La Oficina del Alto Comisionado de las Naciones Unidas para los Derechos Humanos publicó este miércoles un informe oficial en el que sostiene que las políticas y prácticas aplicadas por Israel en Cisjordania y Jerusalén Este configuran un régimen de discriminación y segregación racial que “(...) recuerda a un apartheid”, en violación de obligaciones centrales del derecho internacional de los derechos humanos.
El documento fue elaborado en el marco del mandato del organismo de monitoreo permanente de la situación en los territorios palestinos ocupados y se difundió públicamente este 7 de enero. Se trata de un informe institucional basado en años de recopilación de información, análisis jurídico y seguimiento de políticas estatales.
Según detalla el texto, palestinos y colonos israelíes viven bajo dos sistemas legales distintos en el mismo territorio. Mientras los colonos se encuentran amparados por el derecho civil israelí, la población palestina queda sometida a la jurisdicción militar. A ello se suman restricciones severas a la libertad de circulación, controles permanentes, cierres territoriales y un acceso profundamente desigual a recursos esenciales como la tierra y el agua.

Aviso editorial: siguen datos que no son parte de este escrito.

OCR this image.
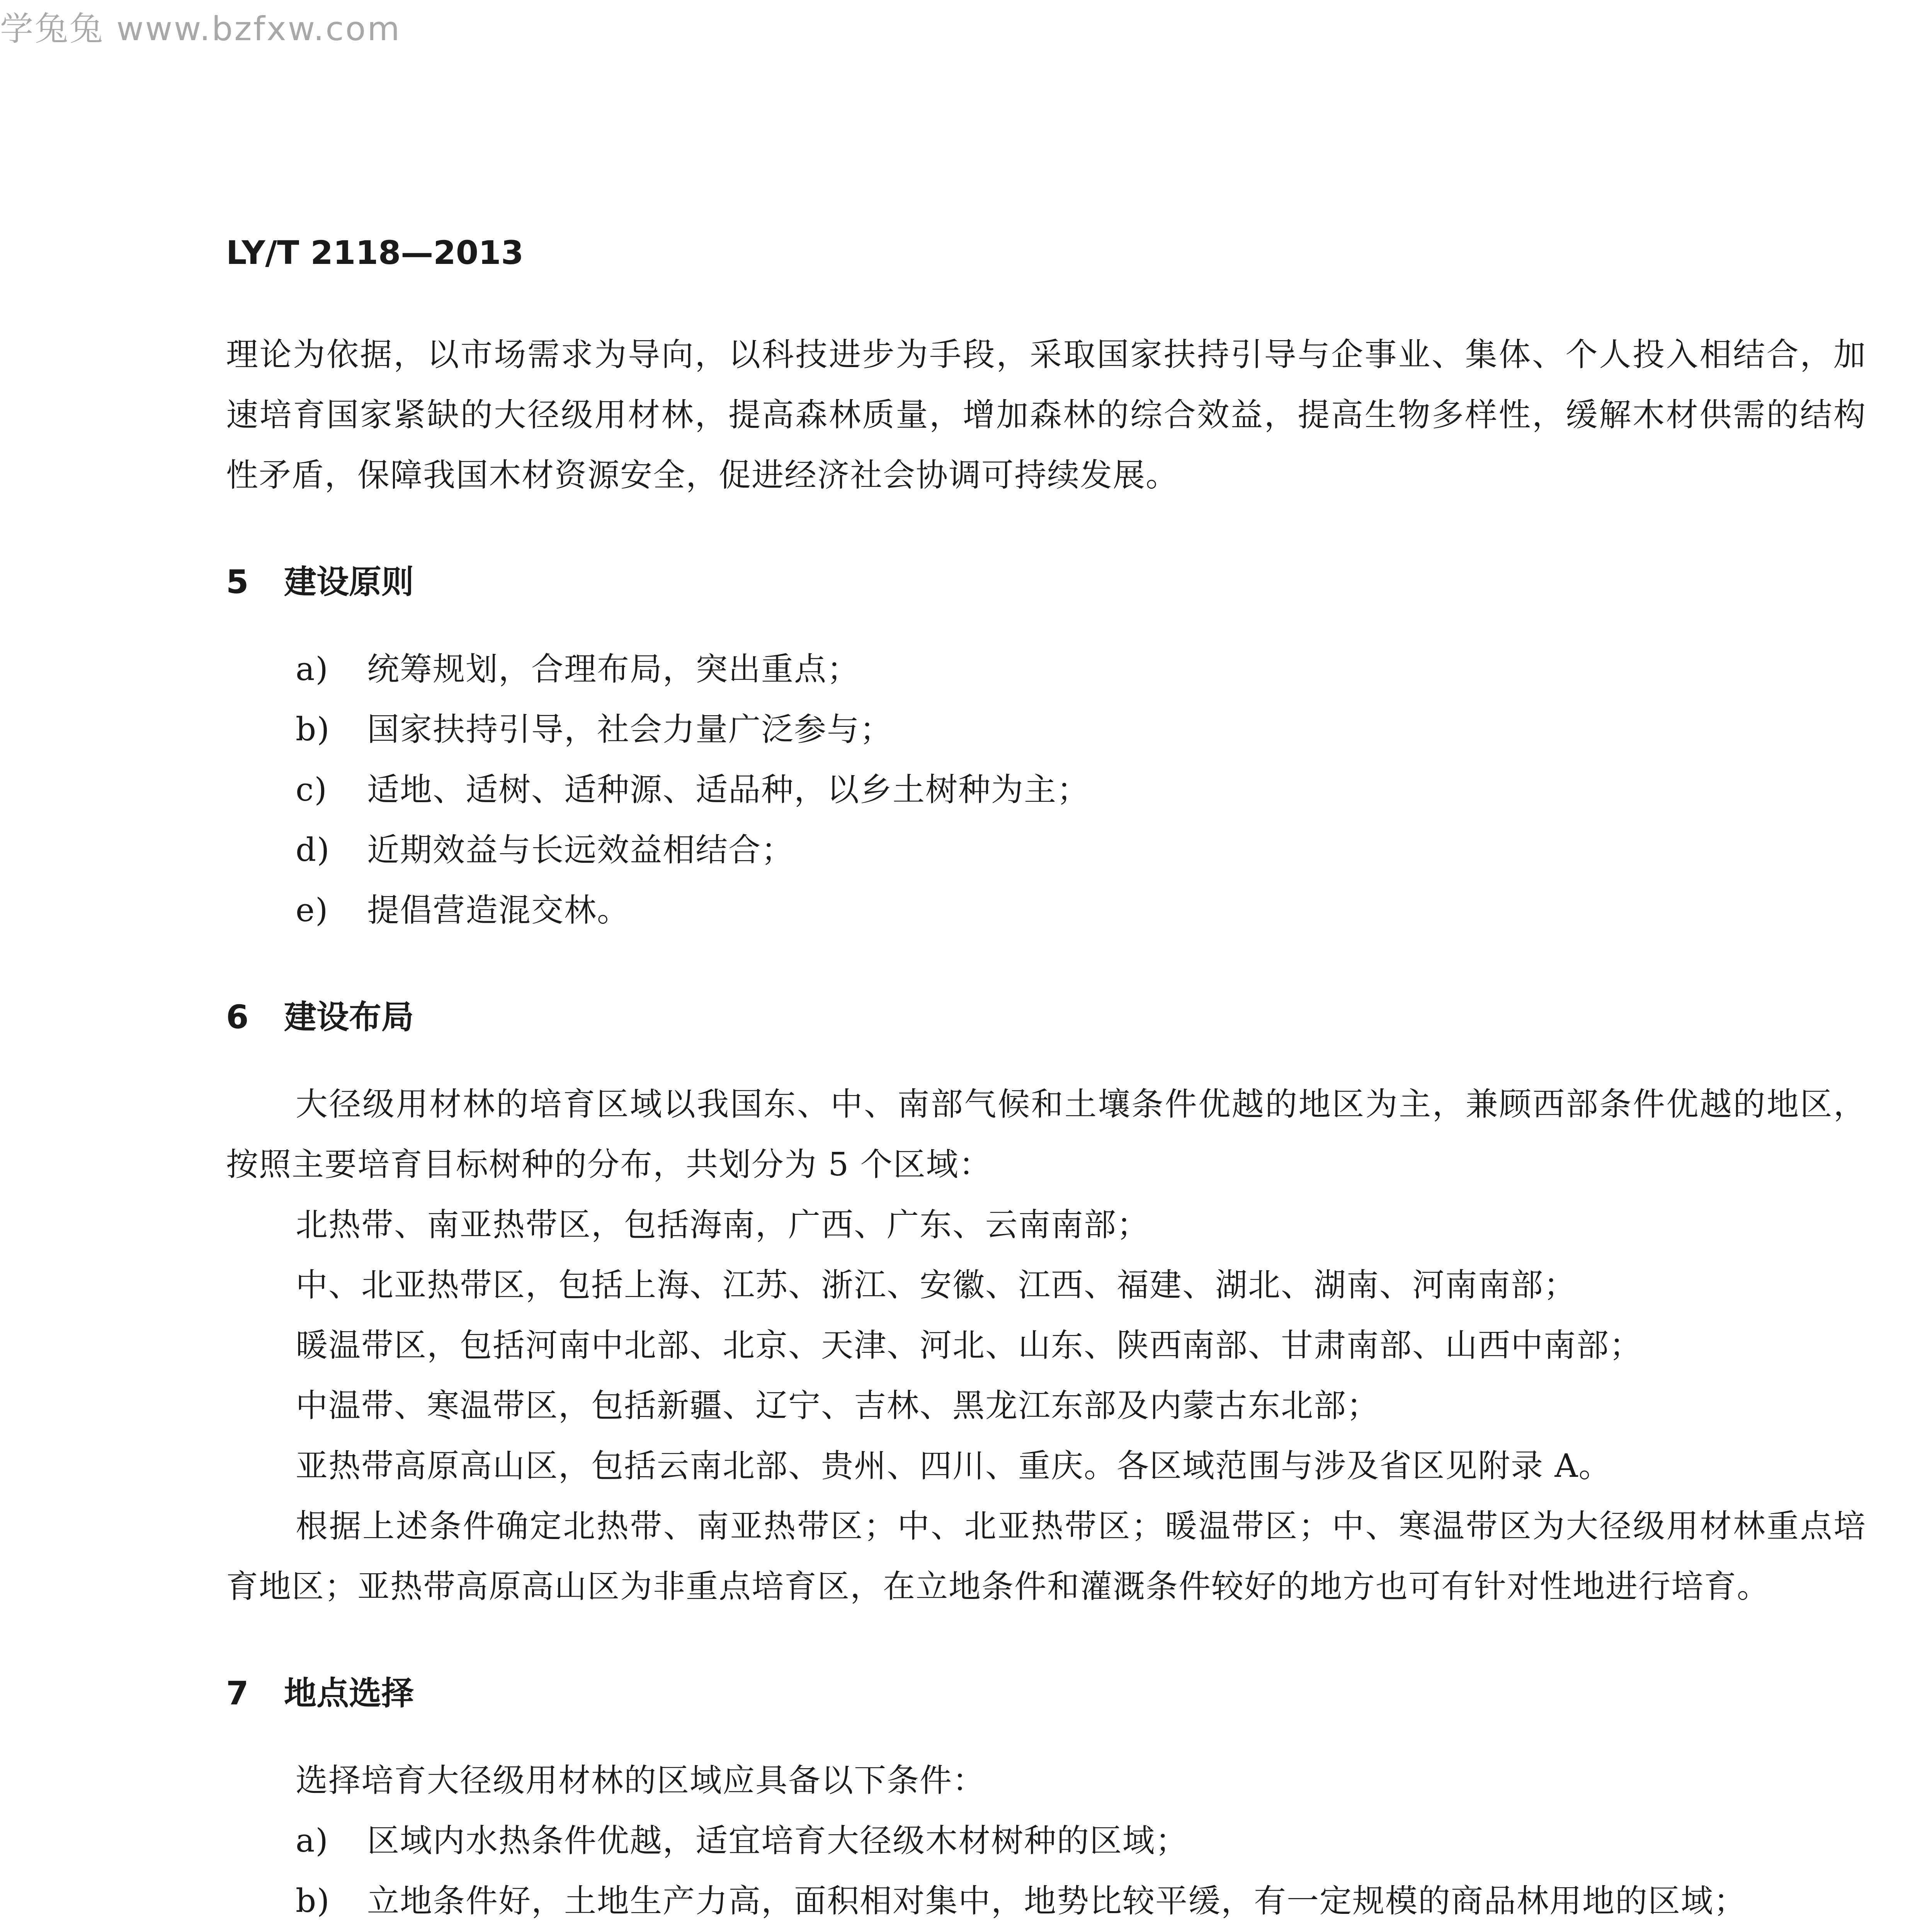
学兔兔 www.bzfxw.com
LY/T 2118—2013

理论为依据，以市场需求为导向，以科技进步为手段，采取国家扶持引导与企事业、集体、个人投入相结合，加速培育国家紧缺的大径级用材林，提高森林质量，增加森林的综合效益，提高生物多样性，缓解木材供需的结构性矛盾，保障我国木材资源安全，促进经济社会协调可持续发展。

5 建设原则

a) 统筹规划，合理布局，突出重点；

b) 国家扶持引导，社会力量广泛参与；

c) 适地、适树、适种源、适品种，以乡土树种为主；

d) 近期效益与长远效益相结合；

e) 提倡营造混交林。

6 建设布局

大径级用材林的培育区域以我国东、中、南部气候和土壤条件优越的地区为主，兼顾西部条件优越的地区，按照主要培育目标树种的分布，共划分为 5 个区域：

北热带、南亚热带区，包括海南，广西、广东、云南南部；

中、北亚热带区，包括上海、江苏、浙江、安徽、江西、福建、湖北、湖南、河南南部；

暖温带区，包括河南中北部、北京、天津、河北、山东、陕西南部、甘肃南部、山西中南部；

中温带、寒温带区，包括新疆、辽宁、吉林、黑龙江东部及内蒙古东北部；

亚热带高原高山区，包括云南北部、贵州、四川、重庆。各区域范围与涉及省区见附录 A。

根据上述条件确定北热带、南亚热带区；中、北亚热带区；暖温带区；中、寒温带区为大径级用材林重点培育地区；亚热带高原高山区为非重点培育区，在立地条件和灌溉条件较好的地方也可有针对性地进行培育。

7 地点选择

选择培育大径级用材林的区域应具备以下条件：

a) 区域内水热条件优越，适宜培育大径级木材树种的区域；

b) 立地条件好，土地生产力高，面积相对集中，地势比较平缓，有一定规模的商品林用地的区域；
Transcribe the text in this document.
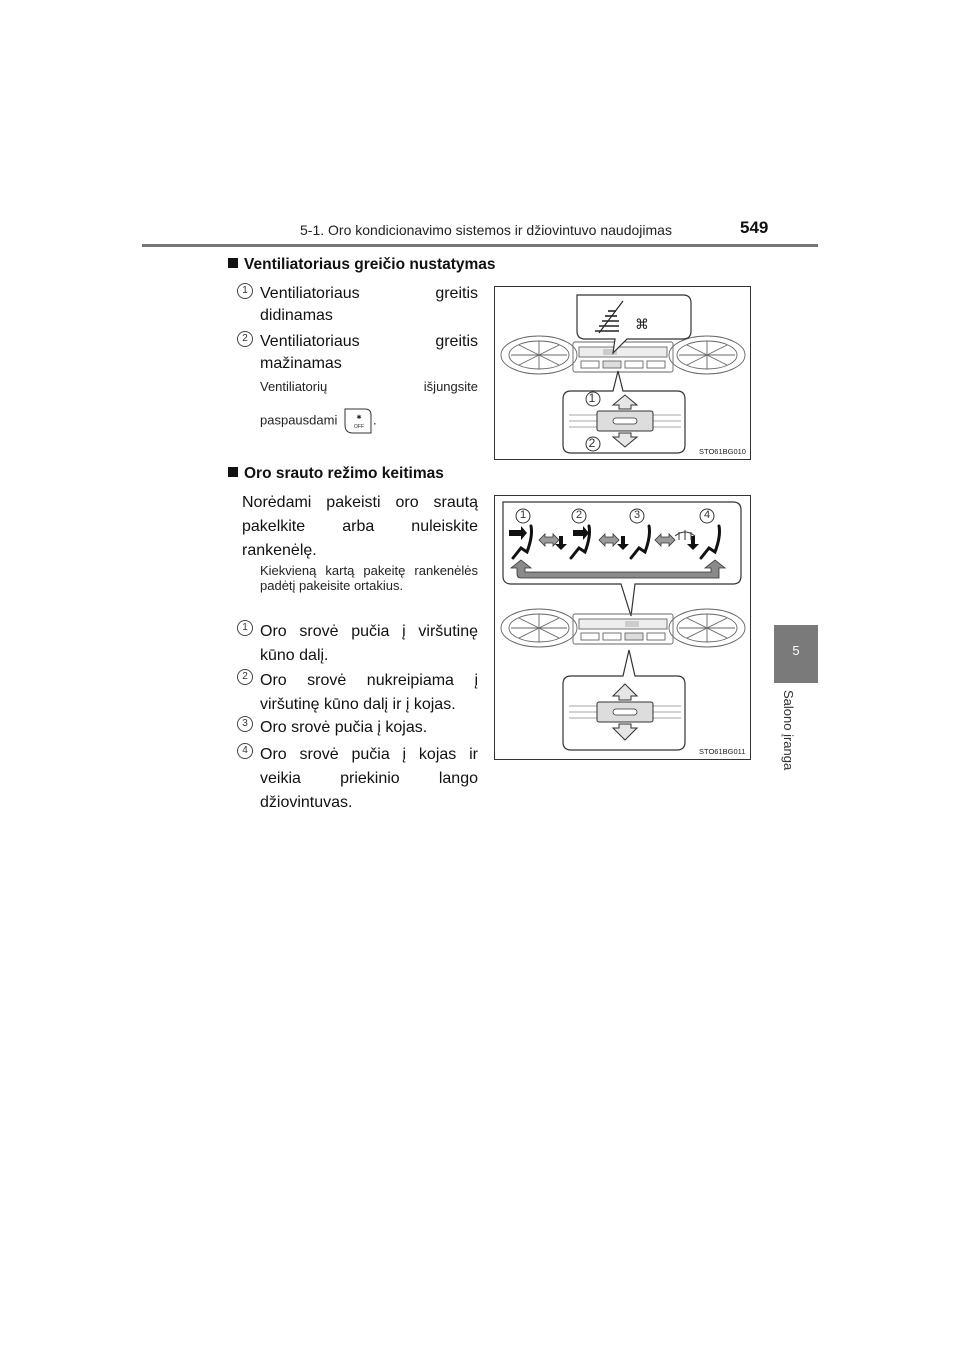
5-1. Oro kondicionavimo sistemos ir džiovintuvo naudojimas	549
5
Salono įranga
Ventiliatoriaus greičio nustatymas
1 Ventiliatoriaus greitis didinamas
2 Ventiliatoriaus greitis mažinamas
Ventiliatorių išjungsite
paspausdami	✱
OFF .
⌘
1
2
STO61BG010
Oro srauto režimo keitimas
Norėdami pakeisti oro srautą pakelkite arba nuleiskite rankenėlę.
Kiekvieną kartą pakeitę rankenėlės padėtį pakeisite ortakius.
1 Oro srovė pučia į viršutinę kūno dalį.
2 Oro srovė nukreipiama į viršutinę kūno dalį ir į kojas.
3 Oro srovė pučia į kojas.
4 Oro srovė pučia į kojas ir veikia priekinio lango džiovintuvas.
1	2	3	4
STO61BG011
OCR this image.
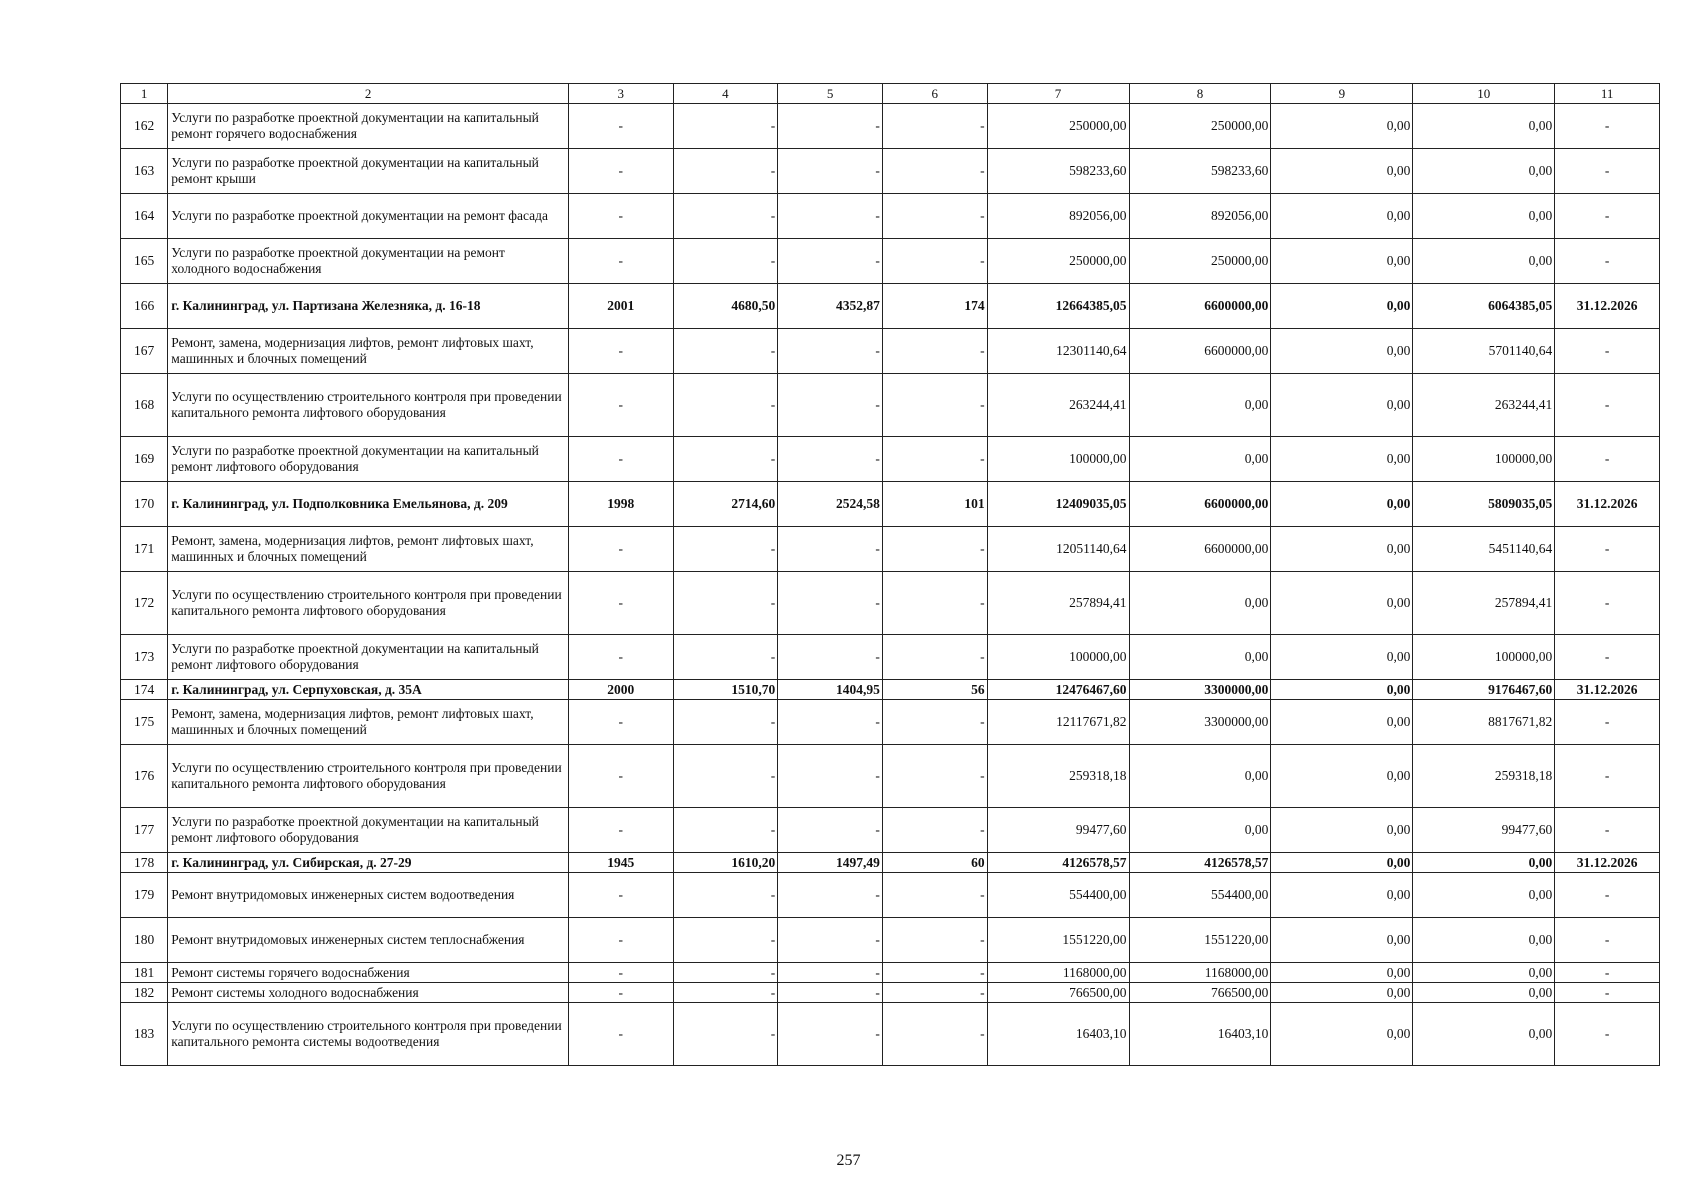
1	2	3	4	5	6	7	8	9	10	11
162	Услуги по разработке проектной документации на капитальный ремонт горячего водоснабжения	-	-	-	-	250000,00	250000,00	0,00	0,00	-
163	Услуги по разработке проектной документации на капитальный ремонт крыши	-	-	-	-	598233,60	598233,60	0,00	0,00	-
164	Услуги по разработке проектной документации на ремонт фасада	-	-	-	-	892056,00	892056,00	0,00	0,00	-
165	Услуги по разработке проектной документации на ремонт холодного водоснабжения	-	-	-	-	250000,00	250000,00	0,00	0,00	-
166	г. Калининград, ул. Партизана Железняка, д. 16-18	2001	4680,50	4352,87	174	12664385,05	6600000,00	0,00	6064385,05	31.12.2026
167	Ремонт, замена, модернизация лифтов, ремонт лифтовых шахт, машинных и блочных помещений	-	-	-	-	12301140,64	6600000,00	0,00	5701140,64	-
168	Услуги по осуществлению строительного контроля при проведении капитального ремонта лифтового оборудования	-	-	-	-	263244,41	0,00	0,00	263244,41	-
169	Услуги по разработке проектной документации на капитальный ремонт лифтового оборудования	-	-	-	-	100000,00	0,00	0,00	100000,00	-
170	г. Калининград, ул. Подполковника Емельянова, д. 209	1998	2714,60	2524,58	101	12409035,05	6600000,00	0,00	5809035,05	31.12.2026
171	Ремонт, замена, модернизация лифтов, ремонт лифтовых шахт, машинных и блочных помещений	-	-	-	-	12051140,64	6600000,00	0,00	5451140,64	-
172	Услуги по осуществлению строительного контроля при проведении капитального ремонта лифтового оборудования	-	-	-	-	257894,41	0,00	0,00	257894,41	-
173	Услуги по разработке проектной документации на капитальный ремонт лифтового оборудования	-	-	-	-	100000,00	0,00	0,00	100000,00	-
174	г. Калининград, ул. Серпуховская, д. 35А	2000	1510,70	1404,95	56	12476467,60	3300000,00	0,00	9176467,60	31.12.2026
175	Ремонт, замена, модернизация лифтов, ремонт лифтовых шахт, машинных и блочных помещений	-	-	-	-	12117671,82	3300000,00	0,00	8817671,82	-
176	Услуги по осуществлению строительного контроля при проведении капитального ремонта лифтового оборудования	-	-	-	-	259318,18	0,00	0,00	259318,18	-
177	Услуги по разработке проектной документации на капитальный ремонт лифтового оборудования	-	-	-	-	99477,60	0,00	0,00	99477,60	-
178	г. Калининград, ул. Сибирская, д. 27-29	1945	1610,20	1497,49	60	4126578,57	4126578,57	0,00	0,00	31.12.2026
179	Ремонт внутридомовых инженерных систем водоотведения	-	-	-	-	554400,00	554400,00	0,00	0,00	-
180	Ремонт внутридомовых инженерных систем теплоснабжения	-	-	-	-	1551220,00	1551220,00	0,00	0,00	-
181	Ремонт системы горячего водоснабжения	-	-	-	-	1168000,00	1168000,00	0,00	0,00	-
182	Ремонт системы холодного водоснабжения	-	-	-	-	766500,00	766500,00	0,00	0,00	-
183	Услуги по осуществлению строительного контроля при проведении капитального ремонта системы водоотведения	-	-	-	-	16403,10	16403,10	0,00	0,00	-
257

El informe aporta además datos estructurales. En Cisjordania viven actualmente más de 700.000 colonos israelíes en asentamientos considerados ilegales por el derecho internacional, mientras la población palestina enfrenta más de 500 obstáculos físicos a la circulación, entre puestos de control, muros y barreras. Esta arquitectura de control impacta directamente en el acceso al trabajo, la educación, la atención sanitaria y la vida comunitaria.
La Oficina advierte que estas prácticas se han intensificado desde el año 2023, en un contexto de expansión de asentamientos, aumento de la violencia y debilitamiento de las garantías legales para la población ocupada. El informe describe un efecto acumulativo y asfixiante sobre la vida cotidiana palestina, con consecuencias sociales, económicas y psicológicas de largo plazo.
Si bien el texto no prevé sanciones automáticas, llama a poner fin a la ocupación, a desmantelar los asentamientos ilegales y a que los Estados cumplan con su obligación de no reconocer ni sostener situaciones que impliquen discriminación racial y segregación sistemáticas, prohibidas por el derecho internacional.